Именно благодаря ежегодному — в начале курортного сезона — целому чемодану колбасы и других совковых деликатесов московский художник Серёжа М. имел спокойную возможность весь сезон продавать здесь свои работы. Задача Серёжи была обеспечить себя и своих близких не только пребыванием всё лето у моря, но и прожиточным минимумом для относительно безбедного существования потом в столице, — до следующего лета.
Свои акварели Серёжа М. продавал на Набережной отдыхающим, приезжавшим в Коктебель ведь не только истово позагорать и обзавестись приятными во всех отношениях курортными знакомствами (как, скажем, в Ялту), но и, сверх того, — приобщиться к вольной богемной атмосфере, созданной ещё Волошиным, который хоть и обосновался здесь из-за климата и дешевизны, но затем устроил вокруг себя фестиваль, настойчиво зазывая своих столичных артистических друзей, чтоб и за комнаты платили, и не скучно было…
Коктебель, середина 80-х годов.

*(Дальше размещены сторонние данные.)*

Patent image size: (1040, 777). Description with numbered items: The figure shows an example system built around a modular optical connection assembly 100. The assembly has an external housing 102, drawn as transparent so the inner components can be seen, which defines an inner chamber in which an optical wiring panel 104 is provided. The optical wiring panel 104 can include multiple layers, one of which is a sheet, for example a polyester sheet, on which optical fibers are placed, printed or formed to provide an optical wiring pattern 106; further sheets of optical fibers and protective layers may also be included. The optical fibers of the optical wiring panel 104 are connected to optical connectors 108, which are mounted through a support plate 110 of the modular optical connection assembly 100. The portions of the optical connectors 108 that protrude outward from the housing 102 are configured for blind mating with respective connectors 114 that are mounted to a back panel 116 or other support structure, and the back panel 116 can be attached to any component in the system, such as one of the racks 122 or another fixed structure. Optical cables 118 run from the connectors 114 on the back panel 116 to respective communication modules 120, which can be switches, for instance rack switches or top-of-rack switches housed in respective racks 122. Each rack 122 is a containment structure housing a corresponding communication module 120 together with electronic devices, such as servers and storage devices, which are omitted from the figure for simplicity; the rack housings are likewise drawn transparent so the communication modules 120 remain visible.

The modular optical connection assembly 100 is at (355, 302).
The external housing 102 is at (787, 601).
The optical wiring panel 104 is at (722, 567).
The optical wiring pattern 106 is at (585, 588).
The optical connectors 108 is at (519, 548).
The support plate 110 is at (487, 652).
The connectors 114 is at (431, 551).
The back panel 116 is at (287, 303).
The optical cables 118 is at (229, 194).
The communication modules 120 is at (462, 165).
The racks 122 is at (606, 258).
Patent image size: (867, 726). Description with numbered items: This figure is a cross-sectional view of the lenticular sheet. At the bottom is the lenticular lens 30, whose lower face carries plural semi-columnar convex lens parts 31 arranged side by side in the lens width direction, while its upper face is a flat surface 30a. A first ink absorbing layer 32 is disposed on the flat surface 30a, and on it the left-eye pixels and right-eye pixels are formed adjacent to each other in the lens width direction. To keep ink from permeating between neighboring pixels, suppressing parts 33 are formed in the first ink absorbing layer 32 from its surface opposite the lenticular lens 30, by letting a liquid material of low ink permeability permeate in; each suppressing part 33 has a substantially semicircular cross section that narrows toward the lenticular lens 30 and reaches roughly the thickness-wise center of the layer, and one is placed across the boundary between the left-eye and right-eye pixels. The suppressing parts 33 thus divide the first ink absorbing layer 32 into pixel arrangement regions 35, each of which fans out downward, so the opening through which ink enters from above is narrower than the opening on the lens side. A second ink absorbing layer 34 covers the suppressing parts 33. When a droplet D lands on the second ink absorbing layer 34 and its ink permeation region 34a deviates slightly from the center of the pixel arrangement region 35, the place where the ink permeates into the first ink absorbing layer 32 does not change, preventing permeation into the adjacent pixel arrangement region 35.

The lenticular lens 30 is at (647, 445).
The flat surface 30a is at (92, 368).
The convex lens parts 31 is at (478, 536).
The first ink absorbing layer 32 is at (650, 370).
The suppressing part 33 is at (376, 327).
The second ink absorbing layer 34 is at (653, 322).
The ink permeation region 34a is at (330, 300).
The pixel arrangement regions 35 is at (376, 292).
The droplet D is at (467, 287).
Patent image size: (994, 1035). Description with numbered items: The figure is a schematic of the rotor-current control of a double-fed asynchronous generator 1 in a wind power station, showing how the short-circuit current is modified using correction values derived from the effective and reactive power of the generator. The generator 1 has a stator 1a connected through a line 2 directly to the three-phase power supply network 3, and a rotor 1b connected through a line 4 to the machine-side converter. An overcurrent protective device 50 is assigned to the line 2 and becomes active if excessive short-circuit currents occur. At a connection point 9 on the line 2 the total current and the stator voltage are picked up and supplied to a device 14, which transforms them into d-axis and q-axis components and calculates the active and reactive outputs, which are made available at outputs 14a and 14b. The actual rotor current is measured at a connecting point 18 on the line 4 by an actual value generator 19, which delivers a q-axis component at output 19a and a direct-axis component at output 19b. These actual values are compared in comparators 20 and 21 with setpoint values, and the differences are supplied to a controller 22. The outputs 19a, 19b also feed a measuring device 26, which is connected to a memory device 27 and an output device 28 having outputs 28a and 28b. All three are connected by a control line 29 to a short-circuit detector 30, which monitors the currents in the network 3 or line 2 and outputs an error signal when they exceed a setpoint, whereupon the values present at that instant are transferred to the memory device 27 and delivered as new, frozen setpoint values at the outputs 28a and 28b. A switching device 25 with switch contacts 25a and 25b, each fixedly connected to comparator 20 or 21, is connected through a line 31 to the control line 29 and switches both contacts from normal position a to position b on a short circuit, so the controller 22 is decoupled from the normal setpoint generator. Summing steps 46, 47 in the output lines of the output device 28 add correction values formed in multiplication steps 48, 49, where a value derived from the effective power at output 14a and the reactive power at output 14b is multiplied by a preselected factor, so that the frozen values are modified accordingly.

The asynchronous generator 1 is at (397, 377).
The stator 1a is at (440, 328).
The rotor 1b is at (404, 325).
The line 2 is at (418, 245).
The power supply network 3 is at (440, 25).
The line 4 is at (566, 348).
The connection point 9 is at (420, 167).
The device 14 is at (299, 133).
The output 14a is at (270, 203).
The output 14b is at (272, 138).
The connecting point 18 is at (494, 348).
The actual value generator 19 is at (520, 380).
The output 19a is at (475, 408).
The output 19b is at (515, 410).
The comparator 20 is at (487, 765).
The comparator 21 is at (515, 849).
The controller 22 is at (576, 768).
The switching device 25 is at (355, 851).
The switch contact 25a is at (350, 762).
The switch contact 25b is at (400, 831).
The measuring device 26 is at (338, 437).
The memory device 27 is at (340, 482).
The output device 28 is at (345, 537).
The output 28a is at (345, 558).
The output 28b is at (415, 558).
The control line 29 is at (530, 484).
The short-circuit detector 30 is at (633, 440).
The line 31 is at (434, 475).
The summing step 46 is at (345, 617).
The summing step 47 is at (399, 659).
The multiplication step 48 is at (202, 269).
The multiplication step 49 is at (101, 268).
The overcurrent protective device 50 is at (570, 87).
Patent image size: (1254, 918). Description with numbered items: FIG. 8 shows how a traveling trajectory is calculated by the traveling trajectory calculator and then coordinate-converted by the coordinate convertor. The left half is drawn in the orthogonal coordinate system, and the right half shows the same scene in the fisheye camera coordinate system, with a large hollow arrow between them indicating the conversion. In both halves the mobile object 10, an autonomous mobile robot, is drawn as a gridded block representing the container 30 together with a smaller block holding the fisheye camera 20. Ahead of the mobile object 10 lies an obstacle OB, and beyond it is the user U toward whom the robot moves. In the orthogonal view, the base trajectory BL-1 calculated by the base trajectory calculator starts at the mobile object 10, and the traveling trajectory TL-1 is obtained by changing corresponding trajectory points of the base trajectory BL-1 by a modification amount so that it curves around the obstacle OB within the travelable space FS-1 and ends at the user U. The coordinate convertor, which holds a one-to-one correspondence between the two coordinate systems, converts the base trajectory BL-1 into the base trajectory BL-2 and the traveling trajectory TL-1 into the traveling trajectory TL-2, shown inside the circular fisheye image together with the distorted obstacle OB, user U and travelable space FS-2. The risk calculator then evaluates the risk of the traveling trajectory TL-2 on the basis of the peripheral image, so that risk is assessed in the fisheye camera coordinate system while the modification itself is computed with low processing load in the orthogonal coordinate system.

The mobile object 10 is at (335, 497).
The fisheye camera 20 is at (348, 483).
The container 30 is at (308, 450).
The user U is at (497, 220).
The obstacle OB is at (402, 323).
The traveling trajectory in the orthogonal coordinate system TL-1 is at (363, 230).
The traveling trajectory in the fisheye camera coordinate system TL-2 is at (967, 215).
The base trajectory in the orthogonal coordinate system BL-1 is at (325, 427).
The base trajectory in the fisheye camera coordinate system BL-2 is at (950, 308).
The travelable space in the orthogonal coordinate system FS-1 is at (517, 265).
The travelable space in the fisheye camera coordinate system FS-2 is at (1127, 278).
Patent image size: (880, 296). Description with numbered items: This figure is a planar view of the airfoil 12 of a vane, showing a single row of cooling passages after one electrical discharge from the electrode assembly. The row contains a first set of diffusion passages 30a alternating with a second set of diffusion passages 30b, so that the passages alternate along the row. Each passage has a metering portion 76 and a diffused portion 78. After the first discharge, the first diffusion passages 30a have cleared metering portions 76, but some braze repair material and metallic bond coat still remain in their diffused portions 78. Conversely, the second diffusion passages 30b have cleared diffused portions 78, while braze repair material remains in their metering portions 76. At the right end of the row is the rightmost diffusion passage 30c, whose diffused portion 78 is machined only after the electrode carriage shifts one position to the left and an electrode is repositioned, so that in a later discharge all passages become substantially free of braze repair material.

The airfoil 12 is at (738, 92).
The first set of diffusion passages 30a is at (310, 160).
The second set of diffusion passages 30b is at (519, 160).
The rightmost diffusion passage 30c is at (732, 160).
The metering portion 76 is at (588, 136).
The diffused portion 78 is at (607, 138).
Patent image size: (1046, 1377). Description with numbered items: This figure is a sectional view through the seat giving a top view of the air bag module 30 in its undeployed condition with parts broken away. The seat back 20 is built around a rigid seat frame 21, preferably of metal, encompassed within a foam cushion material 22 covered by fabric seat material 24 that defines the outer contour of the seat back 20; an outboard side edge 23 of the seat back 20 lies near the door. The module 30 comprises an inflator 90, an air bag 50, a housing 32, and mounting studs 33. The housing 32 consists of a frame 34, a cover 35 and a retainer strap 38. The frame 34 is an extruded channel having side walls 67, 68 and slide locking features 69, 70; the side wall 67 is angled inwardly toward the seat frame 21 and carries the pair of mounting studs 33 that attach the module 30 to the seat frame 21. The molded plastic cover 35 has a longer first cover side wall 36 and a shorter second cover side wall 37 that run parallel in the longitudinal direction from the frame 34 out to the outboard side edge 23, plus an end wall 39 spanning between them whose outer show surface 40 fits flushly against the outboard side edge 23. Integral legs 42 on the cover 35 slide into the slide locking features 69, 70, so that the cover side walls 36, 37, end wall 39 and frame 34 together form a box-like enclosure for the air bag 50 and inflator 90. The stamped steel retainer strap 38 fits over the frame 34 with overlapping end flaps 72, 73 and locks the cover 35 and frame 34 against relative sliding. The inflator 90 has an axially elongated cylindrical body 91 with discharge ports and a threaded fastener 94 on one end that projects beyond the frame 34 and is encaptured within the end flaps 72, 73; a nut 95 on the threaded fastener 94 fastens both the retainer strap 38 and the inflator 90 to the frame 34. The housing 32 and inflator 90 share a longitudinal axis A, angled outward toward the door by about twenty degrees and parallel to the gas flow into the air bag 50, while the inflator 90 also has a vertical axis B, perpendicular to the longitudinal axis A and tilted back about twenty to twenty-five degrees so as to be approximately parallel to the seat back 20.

Московский художник Сережа М. продаёт свои акварели
У художника Серёжи М. были продуманы разные маркетинговые приёмчики, которые безошибочно действовали на клиентов. Начиная от загадочного, задумчивого вида, рассказов о любой своей акварели — как-де он на днях, отправляясь со сталкером на Карадаг, недалеко от Комариной Плеши вдруг неожиданно увидел вот такой отблеск, который здесь и изобразил… И заканчивая — специальной сортировкой работ: все акварели, абсолютно одинаковые по уровню, размеру и удачности, почти совершенно произвольно раскладывались в четыре папки. Картинки из первой папки стоили три рубля, из второй — пять, а из третьей — целых десять. В четвёртой же папке находились работы, якобы отобранные им для будущей выставки в Москве и якобы не продаваемые. Социальной ролью Серёжи, его легендой было — не приехавший на заработки художник, а Художник на пленэре.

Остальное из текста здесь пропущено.